May 21, 2010 9
Because I Can
The story goes something like this …
For years a young daughter watched her mother prepare dinner for the family. This night the mother was cooking a roast and cut the tail end of it completely off and tossed in the garbage. Out of curiosity, the daughter asked a few years later “why do you do that mom? Cut off the end of the roast and toss it in the garbage?”
“Because …” her mother began. “it doesn’t fit in the pot to cook it!” “Hm…” the daughter though. In a way it made sense, but what a waste of the rest of the roast.
The daughter grew up and was a good cook just like her mother. When it came to cooking a roast, she did exactly the same thing that her mother did – cut off the end so it would fit in the pot.

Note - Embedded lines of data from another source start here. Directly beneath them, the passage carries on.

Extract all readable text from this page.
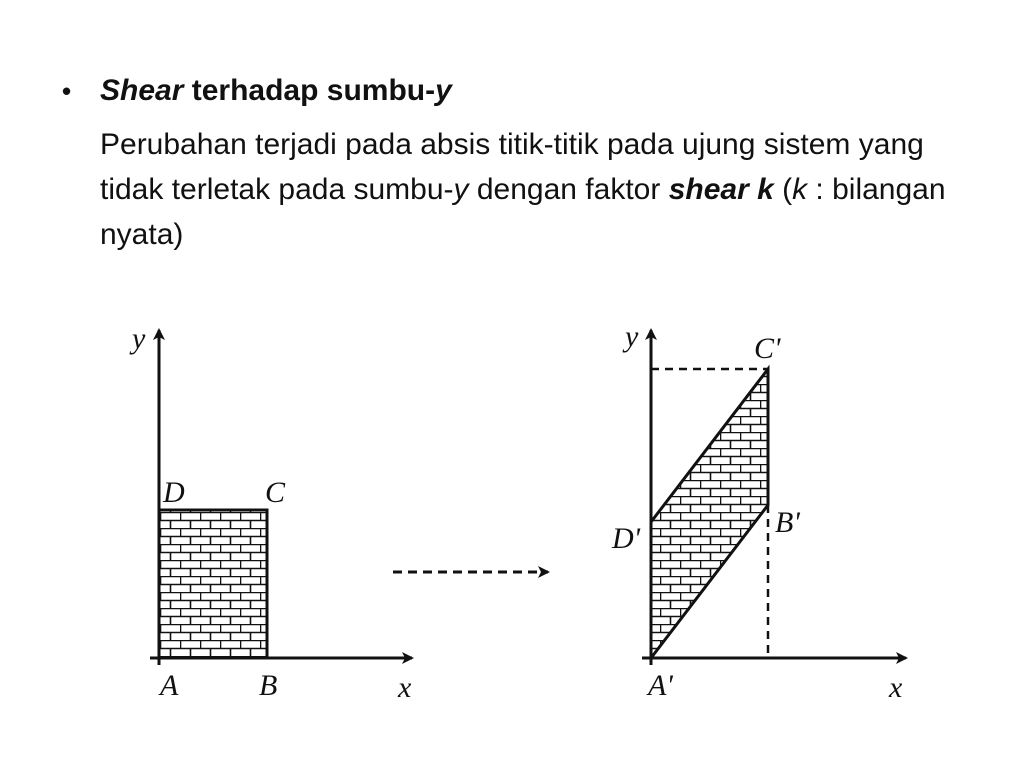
• Shear terhadap sumbu-y
Perubahan terjadi pada absis titik-titik pada ujung sistem yang tidak terletak pada sumbu-y dengan faktor shear k (k : bilangan nyata)
y
x
A	B
C
D
y
x
A'
B'
C'
D'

She did what she learned by watching, listening, and following… The daughter cooked the way it had always been done in her family.
One holiday, the daughter’s family went to her mother’s house to celebrate. Her mother was cooking a roast. As usual the daughter was in the kitchen helping her mother cook. But this time she did not cut of the end and toss it in the garbage. Instead she placed it in a larger shallow pan that she had always had. Perplexed, the daughter was confused about this new method. She had always cooked the roast the same way for years the way her mother did. So she asked her mother ..
“Mon, that’s not the way we cook our roasts! Why have you changed the method?”
The mother turned to her daughter and said lovingly, “Because I can …”
How often have we just accepted a certain way to do things, never questioning if there was a different or better way of doing it because that’s the way it’s always been done? How often have we been “stuck” in doing the same thing over and over again? How often have we stopped the status quo to challenge ourselves, to do more – breaking the routine for something better?